In spite of these brutal conditions in Yemen and Saudi Arabia, the arrival of (a majority of Ethiopian) migrants and refugees to Yemen will likely continue. Interviews with refugees and migrants in Djibouti and Somalia show that perceived economic opportunities in Saudi Arabia outweigh the risks of the journey, and they feel that migration may be their only chance for a better life. Recent data from 4Mi shows that 94% of Ethiopians interviewed in Somalia and Djibouti were moving to find a better job and of those, 99% hoped to make it to Gulf countries, stating the  better chance of finding a job. With a per capita income of $783 and  a high (17.5%) unemployment rate, Ethiopia remains one of the  poorest countries in the world. Hundreds of thousands of Ethiopians have over the years left the country in search of economic opportunities, many joining mixed migration flows to Saudi Arabia and the Gulf.

The importance of remittances for Ethiopian and Somali households and communities, continued political unrest in the region, and the well-established migration patterns of East Africans traveling to the Gulf for work will continue to drive people to embark on the route to Yemen. 4Mi data shows that many refugees and migrants interviewed on this route (75%) indicated that their decision to leave was influenced by friends and family abroad or returning migrants. Although the information may not be fully accurate, the guidance migrants and refugees receive from their social networks can influence decisions, and inform how they plan their trip.

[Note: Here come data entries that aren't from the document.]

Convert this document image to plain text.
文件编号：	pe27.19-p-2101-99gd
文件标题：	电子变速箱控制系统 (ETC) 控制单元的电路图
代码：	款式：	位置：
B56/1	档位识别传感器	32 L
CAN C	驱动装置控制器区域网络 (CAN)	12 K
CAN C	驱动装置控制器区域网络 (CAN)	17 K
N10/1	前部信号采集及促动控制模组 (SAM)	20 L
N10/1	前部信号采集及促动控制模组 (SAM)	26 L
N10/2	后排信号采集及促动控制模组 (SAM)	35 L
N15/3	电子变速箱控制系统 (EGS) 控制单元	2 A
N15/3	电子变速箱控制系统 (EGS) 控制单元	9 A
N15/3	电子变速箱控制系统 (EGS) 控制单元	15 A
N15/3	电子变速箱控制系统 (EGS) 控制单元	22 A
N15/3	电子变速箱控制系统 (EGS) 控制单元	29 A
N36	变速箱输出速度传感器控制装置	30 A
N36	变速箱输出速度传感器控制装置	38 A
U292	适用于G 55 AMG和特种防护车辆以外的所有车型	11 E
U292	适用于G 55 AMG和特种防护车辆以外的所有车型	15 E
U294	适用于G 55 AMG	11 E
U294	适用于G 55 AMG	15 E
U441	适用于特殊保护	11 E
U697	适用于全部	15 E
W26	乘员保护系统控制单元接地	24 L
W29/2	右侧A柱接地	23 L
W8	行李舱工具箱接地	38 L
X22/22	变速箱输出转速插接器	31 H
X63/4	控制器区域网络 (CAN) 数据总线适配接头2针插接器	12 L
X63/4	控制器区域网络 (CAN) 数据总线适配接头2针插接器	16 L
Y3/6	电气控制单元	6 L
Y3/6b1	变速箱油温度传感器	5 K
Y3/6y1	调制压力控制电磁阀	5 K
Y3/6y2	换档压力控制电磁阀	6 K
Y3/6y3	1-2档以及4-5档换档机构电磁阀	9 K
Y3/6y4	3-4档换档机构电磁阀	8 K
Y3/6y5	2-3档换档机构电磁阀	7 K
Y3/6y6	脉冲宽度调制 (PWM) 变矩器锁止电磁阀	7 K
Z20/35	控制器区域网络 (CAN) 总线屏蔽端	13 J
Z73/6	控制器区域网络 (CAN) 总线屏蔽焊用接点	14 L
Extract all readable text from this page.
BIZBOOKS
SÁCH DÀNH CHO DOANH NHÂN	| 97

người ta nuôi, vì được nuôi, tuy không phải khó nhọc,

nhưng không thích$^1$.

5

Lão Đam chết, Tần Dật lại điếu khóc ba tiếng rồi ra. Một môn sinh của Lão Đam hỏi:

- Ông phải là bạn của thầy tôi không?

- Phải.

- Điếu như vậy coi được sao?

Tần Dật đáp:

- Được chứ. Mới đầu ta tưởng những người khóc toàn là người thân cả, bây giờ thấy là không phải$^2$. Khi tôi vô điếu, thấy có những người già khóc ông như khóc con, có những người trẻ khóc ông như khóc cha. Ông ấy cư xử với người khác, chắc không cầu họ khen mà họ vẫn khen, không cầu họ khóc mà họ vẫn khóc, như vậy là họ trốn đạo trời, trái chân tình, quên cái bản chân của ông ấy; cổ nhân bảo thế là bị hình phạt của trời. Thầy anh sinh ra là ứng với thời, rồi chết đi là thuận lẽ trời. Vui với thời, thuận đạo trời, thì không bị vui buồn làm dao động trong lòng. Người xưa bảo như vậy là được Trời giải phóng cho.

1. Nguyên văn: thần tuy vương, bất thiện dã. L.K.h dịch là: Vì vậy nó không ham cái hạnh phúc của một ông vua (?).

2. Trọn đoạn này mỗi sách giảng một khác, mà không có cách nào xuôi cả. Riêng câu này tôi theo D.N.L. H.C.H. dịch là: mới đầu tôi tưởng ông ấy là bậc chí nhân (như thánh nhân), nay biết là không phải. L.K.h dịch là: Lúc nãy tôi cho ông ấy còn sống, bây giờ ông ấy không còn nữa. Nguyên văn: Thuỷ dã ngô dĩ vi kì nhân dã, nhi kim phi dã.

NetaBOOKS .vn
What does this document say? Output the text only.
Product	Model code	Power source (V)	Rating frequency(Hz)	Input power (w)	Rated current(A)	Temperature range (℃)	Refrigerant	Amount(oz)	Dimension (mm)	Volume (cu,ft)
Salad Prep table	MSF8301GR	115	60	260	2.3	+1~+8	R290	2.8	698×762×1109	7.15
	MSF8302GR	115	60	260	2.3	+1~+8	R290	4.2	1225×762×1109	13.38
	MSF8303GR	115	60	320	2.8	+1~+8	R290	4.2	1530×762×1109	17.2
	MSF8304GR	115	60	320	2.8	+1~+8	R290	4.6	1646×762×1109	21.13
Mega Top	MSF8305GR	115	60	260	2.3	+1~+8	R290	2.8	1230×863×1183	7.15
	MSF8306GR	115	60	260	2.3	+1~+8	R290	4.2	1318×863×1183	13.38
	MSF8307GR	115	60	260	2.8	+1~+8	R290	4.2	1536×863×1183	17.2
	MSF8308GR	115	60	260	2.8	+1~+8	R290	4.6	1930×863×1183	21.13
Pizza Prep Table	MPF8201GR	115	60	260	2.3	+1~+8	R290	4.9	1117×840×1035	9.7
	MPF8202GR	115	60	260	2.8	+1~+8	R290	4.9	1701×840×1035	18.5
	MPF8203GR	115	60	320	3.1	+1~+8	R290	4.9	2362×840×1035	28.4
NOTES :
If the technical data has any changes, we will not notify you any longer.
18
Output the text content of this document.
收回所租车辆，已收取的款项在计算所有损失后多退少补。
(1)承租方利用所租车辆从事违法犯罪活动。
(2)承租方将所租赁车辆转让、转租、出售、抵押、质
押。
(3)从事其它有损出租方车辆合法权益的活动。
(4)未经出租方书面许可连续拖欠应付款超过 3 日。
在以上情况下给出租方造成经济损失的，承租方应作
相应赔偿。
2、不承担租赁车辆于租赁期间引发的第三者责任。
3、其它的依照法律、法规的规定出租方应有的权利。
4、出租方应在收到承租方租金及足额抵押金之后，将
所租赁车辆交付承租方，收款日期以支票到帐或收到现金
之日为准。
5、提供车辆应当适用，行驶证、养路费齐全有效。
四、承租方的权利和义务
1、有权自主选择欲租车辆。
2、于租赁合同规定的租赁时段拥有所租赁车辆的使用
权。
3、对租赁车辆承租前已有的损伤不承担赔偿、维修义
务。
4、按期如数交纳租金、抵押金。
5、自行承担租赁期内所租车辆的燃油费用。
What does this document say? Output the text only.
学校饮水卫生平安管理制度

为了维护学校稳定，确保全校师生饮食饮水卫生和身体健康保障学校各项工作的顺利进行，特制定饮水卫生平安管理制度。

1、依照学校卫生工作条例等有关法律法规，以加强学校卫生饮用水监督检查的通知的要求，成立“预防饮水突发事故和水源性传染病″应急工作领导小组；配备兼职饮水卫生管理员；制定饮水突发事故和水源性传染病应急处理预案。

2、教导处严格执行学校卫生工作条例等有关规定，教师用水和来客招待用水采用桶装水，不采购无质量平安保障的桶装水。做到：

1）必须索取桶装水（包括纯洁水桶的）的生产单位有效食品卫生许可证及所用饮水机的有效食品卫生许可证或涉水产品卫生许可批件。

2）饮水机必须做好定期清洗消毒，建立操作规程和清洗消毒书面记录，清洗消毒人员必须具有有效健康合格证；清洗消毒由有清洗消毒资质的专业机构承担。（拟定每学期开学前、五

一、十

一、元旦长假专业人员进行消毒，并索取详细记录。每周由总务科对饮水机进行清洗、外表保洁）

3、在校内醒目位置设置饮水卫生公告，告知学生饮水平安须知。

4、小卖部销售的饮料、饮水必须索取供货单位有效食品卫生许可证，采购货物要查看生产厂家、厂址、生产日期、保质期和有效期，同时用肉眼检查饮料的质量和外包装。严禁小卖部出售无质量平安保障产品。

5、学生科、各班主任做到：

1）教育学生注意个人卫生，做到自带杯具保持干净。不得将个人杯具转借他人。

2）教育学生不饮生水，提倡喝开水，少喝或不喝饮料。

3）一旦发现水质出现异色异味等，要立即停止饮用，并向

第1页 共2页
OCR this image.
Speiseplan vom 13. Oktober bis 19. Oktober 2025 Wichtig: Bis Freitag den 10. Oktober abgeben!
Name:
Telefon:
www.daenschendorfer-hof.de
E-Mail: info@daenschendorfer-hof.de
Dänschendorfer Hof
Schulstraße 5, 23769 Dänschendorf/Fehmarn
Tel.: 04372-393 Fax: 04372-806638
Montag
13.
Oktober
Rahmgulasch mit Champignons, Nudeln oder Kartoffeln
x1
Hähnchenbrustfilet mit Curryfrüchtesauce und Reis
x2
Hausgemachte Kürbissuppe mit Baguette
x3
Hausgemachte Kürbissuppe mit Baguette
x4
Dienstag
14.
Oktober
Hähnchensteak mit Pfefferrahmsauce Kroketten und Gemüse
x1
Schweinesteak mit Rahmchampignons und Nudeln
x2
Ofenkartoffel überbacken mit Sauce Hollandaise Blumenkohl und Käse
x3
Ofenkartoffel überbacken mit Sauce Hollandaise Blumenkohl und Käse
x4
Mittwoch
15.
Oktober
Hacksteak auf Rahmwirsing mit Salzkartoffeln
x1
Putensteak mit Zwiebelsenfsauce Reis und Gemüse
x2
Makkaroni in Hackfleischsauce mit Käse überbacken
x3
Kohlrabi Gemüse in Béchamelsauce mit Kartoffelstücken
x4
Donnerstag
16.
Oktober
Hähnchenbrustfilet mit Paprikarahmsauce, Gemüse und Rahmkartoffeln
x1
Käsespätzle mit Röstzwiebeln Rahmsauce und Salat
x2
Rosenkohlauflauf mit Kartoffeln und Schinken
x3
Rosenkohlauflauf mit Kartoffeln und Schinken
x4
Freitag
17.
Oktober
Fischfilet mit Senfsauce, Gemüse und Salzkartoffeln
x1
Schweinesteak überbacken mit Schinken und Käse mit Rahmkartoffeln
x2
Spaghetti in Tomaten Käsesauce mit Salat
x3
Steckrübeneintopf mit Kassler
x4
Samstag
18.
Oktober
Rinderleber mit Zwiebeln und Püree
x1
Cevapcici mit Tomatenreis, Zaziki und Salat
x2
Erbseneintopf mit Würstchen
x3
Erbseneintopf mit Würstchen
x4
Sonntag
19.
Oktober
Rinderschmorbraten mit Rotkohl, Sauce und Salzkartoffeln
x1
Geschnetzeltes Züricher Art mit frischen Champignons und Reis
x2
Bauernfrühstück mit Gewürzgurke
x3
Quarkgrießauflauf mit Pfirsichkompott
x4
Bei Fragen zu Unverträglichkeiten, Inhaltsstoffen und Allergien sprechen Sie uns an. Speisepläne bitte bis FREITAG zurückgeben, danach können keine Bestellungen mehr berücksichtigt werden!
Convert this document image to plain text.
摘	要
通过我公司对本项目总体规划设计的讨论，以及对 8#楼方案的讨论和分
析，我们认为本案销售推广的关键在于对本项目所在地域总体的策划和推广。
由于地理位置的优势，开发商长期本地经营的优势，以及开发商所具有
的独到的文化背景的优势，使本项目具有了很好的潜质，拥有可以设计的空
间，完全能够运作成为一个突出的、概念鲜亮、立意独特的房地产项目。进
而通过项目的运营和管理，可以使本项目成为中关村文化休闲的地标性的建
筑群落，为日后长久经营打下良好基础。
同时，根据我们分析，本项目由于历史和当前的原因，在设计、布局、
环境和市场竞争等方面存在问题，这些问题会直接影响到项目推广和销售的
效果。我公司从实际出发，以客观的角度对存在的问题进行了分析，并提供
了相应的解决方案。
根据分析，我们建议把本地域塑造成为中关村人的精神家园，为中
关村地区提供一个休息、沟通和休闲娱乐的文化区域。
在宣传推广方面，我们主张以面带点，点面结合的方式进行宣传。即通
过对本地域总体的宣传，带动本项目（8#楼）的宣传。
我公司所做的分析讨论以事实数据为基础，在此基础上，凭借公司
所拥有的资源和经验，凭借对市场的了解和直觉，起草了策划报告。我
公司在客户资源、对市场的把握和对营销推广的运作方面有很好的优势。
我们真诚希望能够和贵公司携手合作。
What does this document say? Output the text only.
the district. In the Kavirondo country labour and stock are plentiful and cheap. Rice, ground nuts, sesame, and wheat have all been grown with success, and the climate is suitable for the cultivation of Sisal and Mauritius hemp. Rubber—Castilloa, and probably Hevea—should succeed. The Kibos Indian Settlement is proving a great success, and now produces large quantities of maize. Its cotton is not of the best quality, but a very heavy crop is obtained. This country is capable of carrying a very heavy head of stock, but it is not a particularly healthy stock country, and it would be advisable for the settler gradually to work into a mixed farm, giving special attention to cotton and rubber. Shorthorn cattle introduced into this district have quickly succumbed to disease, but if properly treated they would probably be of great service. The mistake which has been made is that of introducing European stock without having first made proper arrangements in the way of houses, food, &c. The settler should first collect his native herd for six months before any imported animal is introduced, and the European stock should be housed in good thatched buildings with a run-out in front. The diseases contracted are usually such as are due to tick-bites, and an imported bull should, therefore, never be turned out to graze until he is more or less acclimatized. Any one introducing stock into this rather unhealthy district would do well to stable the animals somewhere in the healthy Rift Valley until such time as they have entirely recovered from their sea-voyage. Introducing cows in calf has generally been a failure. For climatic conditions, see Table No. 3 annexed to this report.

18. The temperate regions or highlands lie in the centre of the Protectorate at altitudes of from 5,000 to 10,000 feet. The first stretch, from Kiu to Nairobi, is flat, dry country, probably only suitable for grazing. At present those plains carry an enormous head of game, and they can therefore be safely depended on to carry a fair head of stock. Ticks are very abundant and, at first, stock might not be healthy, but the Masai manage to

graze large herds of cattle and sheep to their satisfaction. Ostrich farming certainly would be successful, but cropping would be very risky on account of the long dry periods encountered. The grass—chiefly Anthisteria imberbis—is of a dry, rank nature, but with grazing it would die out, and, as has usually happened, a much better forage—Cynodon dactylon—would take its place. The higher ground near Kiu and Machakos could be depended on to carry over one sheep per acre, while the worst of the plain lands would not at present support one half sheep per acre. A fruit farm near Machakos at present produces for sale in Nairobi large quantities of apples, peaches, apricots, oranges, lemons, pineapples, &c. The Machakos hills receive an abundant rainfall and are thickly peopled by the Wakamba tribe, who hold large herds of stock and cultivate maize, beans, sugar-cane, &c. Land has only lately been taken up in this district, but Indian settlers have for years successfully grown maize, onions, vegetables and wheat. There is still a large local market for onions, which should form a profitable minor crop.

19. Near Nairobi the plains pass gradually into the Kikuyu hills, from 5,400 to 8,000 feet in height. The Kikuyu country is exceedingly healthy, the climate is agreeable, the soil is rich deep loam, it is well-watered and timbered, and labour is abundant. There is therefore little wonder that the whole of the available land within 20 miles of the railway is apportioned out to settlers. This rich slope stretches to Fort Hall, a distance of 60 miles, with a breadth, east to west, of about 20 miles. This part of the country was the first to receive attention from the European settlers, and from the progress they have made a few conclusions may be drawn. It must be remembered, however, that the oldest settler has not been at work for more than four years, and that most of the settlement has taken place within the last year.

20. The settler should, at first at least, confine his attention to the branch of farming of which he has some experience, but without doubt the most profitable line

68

The belief that they will find work in the Gulf, the short duration of the journey and relatively cheap cost of the trip (the average cost from Ethiopia to Saudi Arabia is less than 600 USD) continues to make this route popular for migrants and refugees from East Africa.

What next?

How the ongoing conflict in Yemen will impact future mixed migration through the country remains to be fully understood. The influx of people over the last few months indicates that mixed migration from East Africa to Yemen (and onwards to Saudi Arabia and other Gulf countries) will continue even if the war intensifies. Despite the risks, the potential opportunities for a better life push people to embark on this route, now more than ever. Further, more restrictions on legal options for work could actually increase mixed migration along this route, as recent trends suggest.

Over the next year, challenging political situations and large populations of internally displaced people in Ethiopia and Somalia could further stress limited services and economic opportunities at home, pushing more people to leave in search of jobs and security. With a lack of viable legal options, many migrants and refugees set on finding work in Saudi Arabia and other Gulf countries will find other and often unsafe routes to travel. The deteriorating situation in Yemen will continue to create dangerous situations for migrants and refugees, however traveling through Yemen to reach Saudi Arabia will likely remain a dominant route in the months and years to come.

[1] Analysis of 323 Ethiopians interviewed in Djibouti, Somaliland, and Puntland since January 2017.

[2] 33 interviewees (6 Somalis, 1 Djiboutian and 26 Ethiopians) interviewed between September 2018 and May 2019.